Transaction Envelopes

Here are some details how to do this. The TransactionBuilder does actually not create a transaction, but a transaction envelope, two different things. The envelope consists of a) a transaction and b) an array of signatures for this transaction (confusingly the TypeScript type for the envelope in the stellar-sdk is just Transaction).

This allows to attach multiple signatures to the envelope. The envelope is what is ultimately submitted to the Stellar horizon (RPC) server, not the blank transaction.

For our envelopes we need to attach two signatures, the one from the ephemeral keypair and the one from the funding account keypair. The TransactionBuilder always creates an envelope with an empty array of signatures.

The sign method of the envelope (TypeScript type Transaction) does two things: create a signature and attach it to the envelope.

We need two new operations now:

gianfra-t commented 5 months ago

Okay so we can avoid thinking about that scenario for now.

Regarding the sending of the transactions, I was thinking on using the method toXDR() either with empty or appended signatures in order to send that envelope object from the back to the UI. Later, the UI or backend can reconstruct the envelop by using TransactionBuilder.fromXDR().

With this there wouldn't be a need for the UI to build the transaction in the first place, so the backend could just create it (if needed, according to the parameters sent) and send it ready for co-sign and submission. I tested this locally and seems to work. Would this be an adequate flow for this prototype?

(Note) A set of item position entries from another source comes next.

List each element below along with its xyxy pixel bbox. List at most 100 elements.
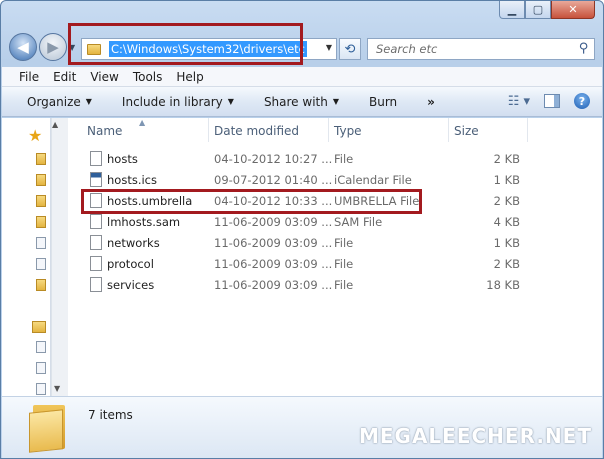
menu-edit[interactable]: Edit <box>53 70 76 84</box>
table-row[interactable]: hosts 04-10-2012 10:27 ... File 2 KB <box>69 148 602 169</box>
file-size: 2 KB <box>493 194 520 208</box>
dropdown-arrow-icon: ▼ <box>227 97 234 106</box>
table-row[interactable]: protocol 11-06-2009 03:09 ... File 2 KB <box>69 253 602 274</box>
file-date: 11-06-2009 03:09 ... <box>214 215 333 229</box>
table-row[interactable]: lmhosts.sam 11-06-2009 03:09 ... SAM Fil… <box>69 211 602 232</box>
file-icon <box>90 235 102 250</box>
menu-help[interactable]: Help <box>176 70 203 84</box>
file-size: 18 KB <box>486 278 520 292</box>
file-type: File <box>334 236 354 250</box>
folder-icon[interactable] <box>36 195 46 207</box>
library-icon[interactable] <box>32 321 46 333</box>
explorer-window: ▁ ▢ ✕ ◀ ▶ ▼ C:\Windows\System32\drivers\… <box>0 0 604 459</box>
preview-pane-icon[interactable] <box>544 94 560 108</box>
sort-ascending-icon: ▲ <box>139 118 146 127</box>
file-date: 11-06-2009 03:09 ... <box>214 257 333 271</box>
menu-tools[interactable]: Tools <box>133 70 163 84</box>
file-name[interactable]: protocol <box>107 257 154 271</box>
table-row[interactable]: networks 11-06-2009 03:09 ... File 1 KB <box>69 232 602 253</box>
file-name[interactable]: hosts <box>107 152 138 166</box>
file-name[interactable]: hosts.ics <box>107 173 157 187</box>
folder-icon <box>29 405 69 453</box>
file-date: 11-06-2009 03:09 ... <box>214 236 333 250</box>
column-divider[interactable] <box>328 118 329 142</box>
pictures-library-icon[interactable] <box>36 383 46 395</box>
menu-file[interactable]: File <box>19 70 39 84</box>
more-commands-button[interactable]: » <box>427 95 435 109</box>
column-date-modified[interactable]: Date modified <box>214 124 299 138</box>
back-button[interactable]: ◀ <box>9 33 37 61</box>
document-icon[interactable] <box>36 237 46 249</box>
music-library-icon[interactable] <box>36 362 46 374</box>
minimize-button[interactable]: ▁ <box>499 1 525 19</box>
file-name[interactable]: services <box>107 278 154 292</box>
navigation-pane: ★ <box>2 118 51 396</box>
close-button[interactable]: ✕ <box>551 1 595 19</box>
favorites-star-icon[interactable]: ★ <box>28 126 42 145</box>
file-type: iCalendar File <box>334 173 412 187</box>
maximize-button[interactable]: ▢ <box>525 1 551 19</box>
caption-buttons: ▁ ▢ ✕ <box>499 1 595 19</box>
file-type: File <box>334 278 354 292</box>
search-icon[interactable]: ⚲ <box>579 41 589 56</box>
file-date: 09-07-2012 01:40 ... <box>214 173 333 187</box>
file-name[interactable]: lmhosts.sam <box>107 215 180 229</box>
menu-view[interactable]: View <box>90 70 118 84</box>
dropdown-arrow-icon: ▼ <box>85 97 92 106</box>
organize-label: Organize <box>27 94 81 109</box>
file-size: 2 KB <box>493 152 520 166</box>
file-icon <box>90 277 102 292</box>
help-icon[interactable]: ? <box>574 93 590 109</box>
document-icon[interactable] <box>36 258 46 270</box>
share-with-label: Share with <box>263 94 328 109</box>
file-list: ▲ Name Date modified Type Size hosts 04-… <box>69 118 602 396</box>
column-type[interactable]: Type <box>334 124 362 138</box>
column-divider[interactable] <box>527 118 528 142</box>
search-input[interactable]: Search etc <box>376 42 437 56</box>
file-size: 4 KB <box>493 215 520 229</box>
documents-library-icon[interactable] <box>36 341 46 353</box>
view-controls: ☷ ▾ ? <box>508 93 590 109</box>
file-name[interactable]: networks <box>107 236 160 250</box>
item-count: 7 items <box>88 408 133 422</box>
watermark: MEGALEECHER.NET <box>358 424 592 448</box>
folder-icon[interactable] <box>36 174 46 186</box>
table-row[interactable]: services 11-06-2009 03:09 ... File 18 KB <box>69 274 602 295</box>
column-divider[interactable] <box>208 118 209 142</box>
forward-button[interactable]: ▶ <box>39 33 67 61</box>
search-box[interactable]: Search etc ⚲ <box>367 38 595 60</box>
folder-icon[interactable] <box>36 153 46 165</box>
scroll-up-icon[interactable]: ▲ <box>52 120 58 129</box>
column-size[interactable]: Size <box>454 124 479 138</box>
file-date: 11-06-2009 03:09 ... <box>214 278 333 292</box>
include-in-library-button[interactable]: Include in library ▼ <box>122 95 234 109</box>
menu-bar: File Edit View Tools Help <box>2 67 602 87</box>
folder-icon[interactable] <box>36 216 46 228</box>
file-icon <box>90 256 102 271</box>
file-type: File <box>334 152 354 166</box>
share-with-button[interactable]: Share with ▼ <box>264 95 339 109</box>
change-view-icon[interactable]: ☷ ▾ <box>508 94 530 109</box>
dropdown-arrow-icon: ▼ <box>332 97 339 106</box>
organize-button[interactable]: Organize ▼ <box>27 95 92 109</box>
file-size: 1 KB <box>493 173 520 187</box>
scroll-down-icon[interactable]: ▼ <box>54 384 60 393</box>
column-divider[interactable] <box>448 118 449 142</box>
file-size: 1 KB <box>493 236 520 250</box>
file-icon <box>90 214 102 229</box>
file-icon <box>90 151 102 166</box>
burn-button[interactable]: Burn <box>369 95 397 109</box>
address-dropdown-icon[interactable]: ▼ <box>326 43 332 52</box>
column-name[interactable]: Name <box>87 124 122 138</box>
folder-icon[interactable] <box>36 279 46 291</box>
row-highlight-box <box>81 189 422 214</box>
include-in-library-label: Include in library <box>121 94 223 109</box>
details-pane: 7 items MEGALEECHER.NET <box>2 396 602 458</box>
content-area: ★ ▲ ▼ ▲ Name Date modified Type Size hos… <box>2 118 602 396</box>
address-highlight-box <box>68 23 303 65</box>
table-row[interactable]: hosts.ics 09-07-2012 01:40 ... iCalendar… <box>69 169 602 190</box>
command-bar: Organize ▼ Include in library ▼ Share with… <box>2 87 602 117</box>
refresh-button[interactable]: ⟲ <box>339 38 361 60</box>
navigation-pane-scrollbar[interactable] <box>51 118 68 396</box>
file-type: File <box>334 257 354 271</box>
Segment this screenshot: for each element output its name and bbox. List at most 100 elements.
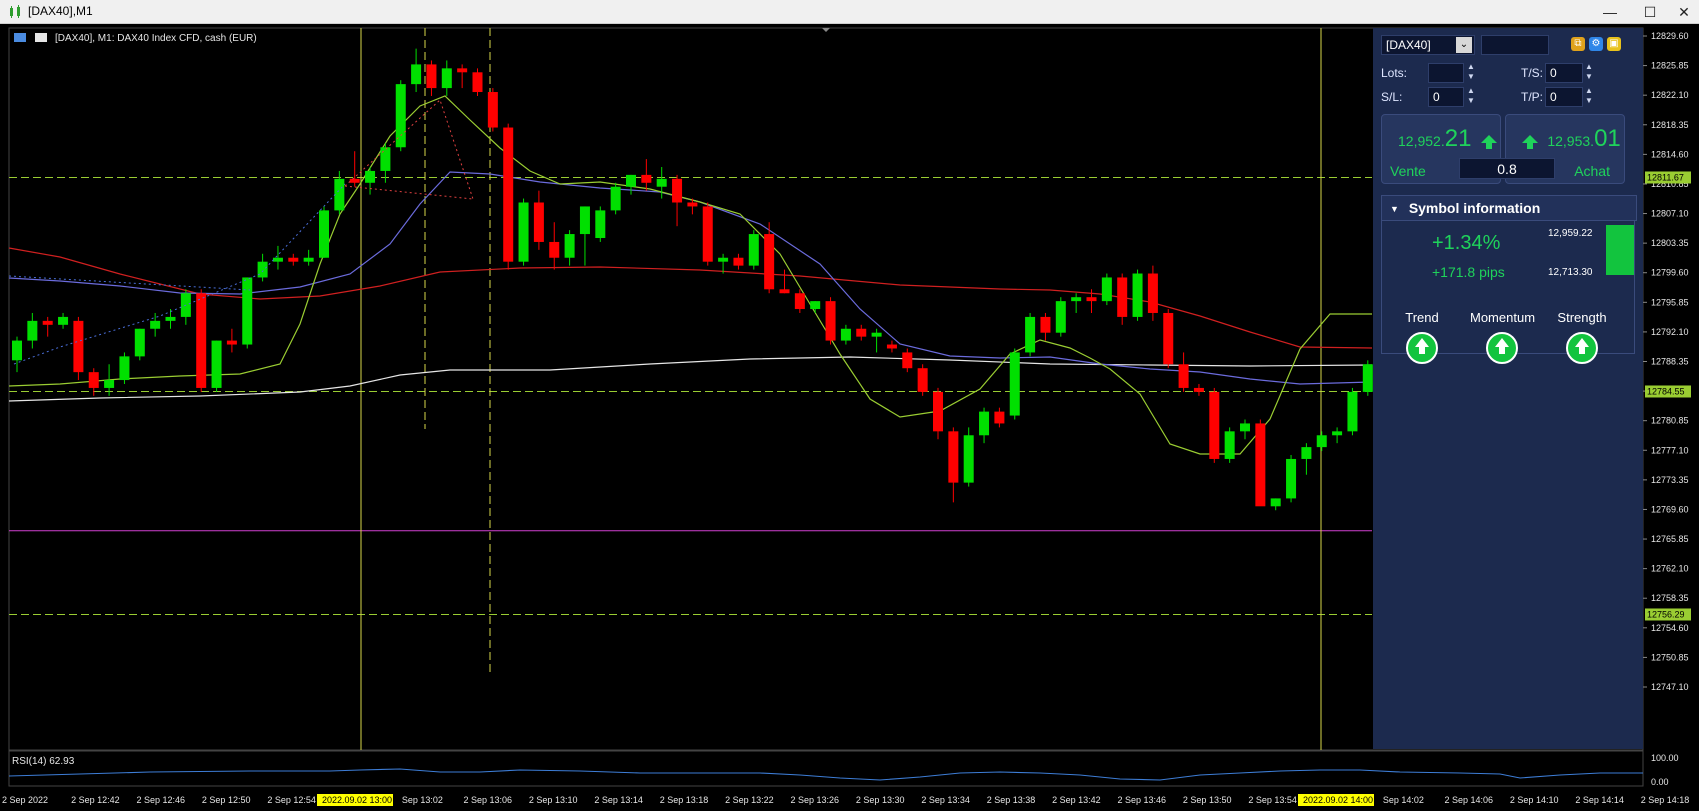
time-tick-label: 2022.09.02 14:00 bbox=[1303, 795, 1373, 805]
price-tick-label: 12750.85 bbox=[1651, 652, 1689, 662]
time-tick-label: 2 Sep 2022 bbox=[2, 795, 48, 805]
candle-body bbox=[779, 289, 790, 294]
time-tick-label: 2 Sep 13:10 bbox=[529, 795, 578, 805]
candle-body bbox=[1040, 316, 1051, 333]
candle-body bbox=[1117, 277, 1128, 317]
price-tick-label: 12829.60 bbox=[1651, 31, 1689, 41]
window-titlebar: [DAX40],M1 — ☐ ✕ bbox=[0, 0, 1699, 24]
candle-body bbox=[933, 391, 943, 432]
candle-body bbox=[272, 257, 283, 262]
candle-body bbox=[702, 206, 713, 262]
price-tag-label: 12784.55 bbox=[1647, 386, 1685, 396]
candle-body bbox=[380, 147, 391, 171]
candle-body bbox=[257, 261, 268, 278]
sl-label: S/L: bbox=[1381, 90, 1403, 104]
price-tick-label: 12777.10 bbox=[1651, 445, 1689, 455]
stepper-down-icon[interactable]: ▼ bbox=[1584, 72, 1594, 82]
tp-input[interactable]: 0 bbox=[1545, 87, 1583, 107]
price-tick-label: 12747.10 bbox=[1651, 682, 1689, 692]
copy-icon[interactable]: ⧉ bbox=[1571, 37, 1585, 51]
candle-body bbox=[917, 368, 928, 392]
candle-body bbox=[58, 316, 69, 325]
minimize-button[interactable]: — bbox=[1590, 2, 1630, 22]
time-tick-label: 2 Sep 13:34 bbox=[921, 795, 970, 805]
sl-stepper[interactable]: ▲ ▼ bbox=[1466, 86, 1476, 108]
sell-price-main: 12,952. bbox=[1398, 133, 1445, 149]
rsi-panel bbox=[8, 750, 1644, 787]
sl-input[interactable]: 0 bbox=[1428, 87, 1464, 107]
candle-body bbox=[1332, 431, 1343, 436]
sell-price-pips: 21 bbox=[1444, 125, 1472, 152]
symbol-info-body: +1.34% +171.8 pips 12,959.22 12,713.30 T… bbox=[1381, 220, 1635, 364]
stepper-down-icon[interactable]: ▼ bbox=[1466, 72, 1476, 82]
candle-body bbox=[150, 320, 161, 329]
chevron-down-icon[interactable]: ⌄ bbox=[1456, 37, 1472, 53]
ts-stepper[interactable]: ▲ ▼ bbox=[1584, 62, 1594, 84]
buy-price-main: 12,953. bbox=[1547, 133, 1595, 149]
price-tick-label: 12814.60 bbox=[1651, 149, 1689, 159]
candle-body bbox=[979, 411, 990, 436]
time-tick-label: 2 Sep 13:42 bbox=[1052, 795, 1101, 805]
range-bar bbox=[1606, 225, 1634, 275]
price-tag-label: 12811.67 bbox=[1647, 172, 1684, 182]
time-tick-label: 2 Sep 13:46 bbox=[1118, 795, 1167, 805]
symbol-select[interactable]: [DAX40] ⌄ bbox=[1381, 35, 1475, 55]
time-tick-label: 2 Sep 13:38 bbox=[987, 795, 1036, 805]
stepper-up-icon[interactable]: ▲ bbox=[1466, 62, 1476, 72]
candle-body bbox=[1071, 297, 1082, 302]
collapse-triangle-icon[interactable]: ▼ bbox=[1390, 197, 1399, 221]
indicator-trend: Trend bbox=[1390, 310, 1454, 364]
chart-grid-icon bbox=[14, 33, 26, 42]
candle-body bbox=[487, 92, 498, 128]
candle-body bbox=[748, 234, 759, 266]
gear-icon[interactable]: ⚙ bbox=[1589, 37, 1603, 51]
candle-body bbox=[242, 277, 253, 345]
time-tick-label: 2 Sep 12:54 bbox=[267, 795, 316, 805]
candle-body bbox=[1240, 423, 1250, 432]
candle-body bbox=[426, 64, 437, 89]
stepper-down-icon[interactable]: ▼ bbox=[1584, 96, 1594, 106]
candle-body bbox=[365, 170, 376, 183]
candle-body bbox=[104, 380, 115, 388]
time-tick-label: 2 Sep 13:30 bbox=[856, 795, 905, 805]
range-low: 12,713.30 bbox=[1548, 267, 1593, 278]
time-tick-label: 2 Sep 12:42 bbox=[71, 795, 120, 805]
stepper-up-icon[interactable]: ▲ bbox=[1584, 86, 1594, 96]
candle-body bbox=[1362, 364, 1373, 392]
candle-body bbox=[119, 356, 130, 381]
price-tick-label: 12799.60 bbox=[1651, 268, 1689, 278]
candle-body bbox=[1178, 364, 1189, 388]
lots-stepper[interactable]: ▲ ▼ bbox=[1466, 62, 1476, 84]
candle-body bbox=[794, 293, 805, 310]
expand-icon[interactable]: ▣ bbox=[1607, 37, 1621, 51]
candle-body bbox=[12, 340, 22, 361]
candle-body bbox=[733, 257, 744, 266]
stepper-up-icon[interactable]: ▲ bbox=[1584, 62, 1594, 72]
ts-input[interactable]: 0 bbox=[1545, 63, 1583, 83]
symbol-info-header[interactable]: ▼ Symbol information bbox=[1381, 195, 1637, 221]
stepper-up-icon[interactable]: ▲ bbox=[1466, 86, 1476, 96]
buy-price-pips: 01 bbox=[1594, 125, 1621, 152]
stepper-down-icon[interactable]: ▼ bbox=[1466, 96, 1476, 106]
candle-body bbox=[395, 84, 406, 148]
candle-body bbox=[1255, 423, 1266, 507]
candle-body bbox=[1224, 431, 1235, 459]
rsi-label: RSI(14) 62.93 bbox=[12, 756, 75, 767]
candle-body bbox=[472, 72, 483, 93]
time-tick-label: 2022.09.02 13:00 bbox=[322, 795, 392, 805]
indicator-strength: Strength bbox=[1550, 310, 1614, 364]
price-tick-label: 12795.85 bbox=[1651, 297, 1689, 307]
symbol-extra-field[interactable] bbox=[1481, 35, 1549, 55]
time-tick-label: 2 Sep 13:14 bbox=[594, 795, 643, 805]
candle-body bbox=[1286, 458, 1297, 499]
tp-stepper[interactable]: ▲ ▼ bbox=[1584, 86, 1594, 108]
window-title: [DAX40],M1 bbox=[28, 4, 93, 18]
price-tick-label: 12758.35 bbox=[1651, 593, 1689, 603]
symbol-info-title: Symbol information bbox=[1408, 200, 1541, 216]
close-button[interactable]: ✕ bbox=[1664, 2, 1699, 22]
candle-body bbox=[718, 257, 729, 262]
trade-panel: [DAX40] ⌄ ⧉ ⚙ ▣ Lots: ▲ ▼ T/S: 0 ▲ ▼ S/L: … bbox=[1373, 28, 1643, 749]
candle-body bbox=[672, 178, 683, 203]
lots-input[interactable] bbox=[1428, 63, 1464, 83]
candle-body bbox=[626, 174, 636, 187]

TorstenStueber commented 5 months ago

But this is exactly what I say we should not do: don't send transactions because they need to be validated and recreate them instead.

We could say that for the prototype we could be less secure and send the transaction and don't validate it but eventually we need to do it that way to be sufficiently safe and with shared code it is not any more complicated.

gianfra-t commented 5 months ago

Yes I understand! I thought if the response of the server could be trusted, then there was no need to validate the transaction on the UI. This was all in the context in which the server creates the transaction in the first place.

But it's true, if we will aim at validating in the future, we can recreate both and test that.

vadaynujra commented 4 months ago

Successfully tested.

ebma commented 4 months ago

Let's do one last test next Monday to check if the backend runs stable over many days and then we can merge to production and close this ticket.

vadaynujra commented 4 months ago

Tested again today and worked properly.

ebma commented 4 months ago

Let's close this ticket then and merge v3 to production then @vadaynujra?

vadaynujra commented 4 months ago

Let's go for it.

ebma commented 4 months ago

Pushed the changes on staging to production. Closing this ticket then.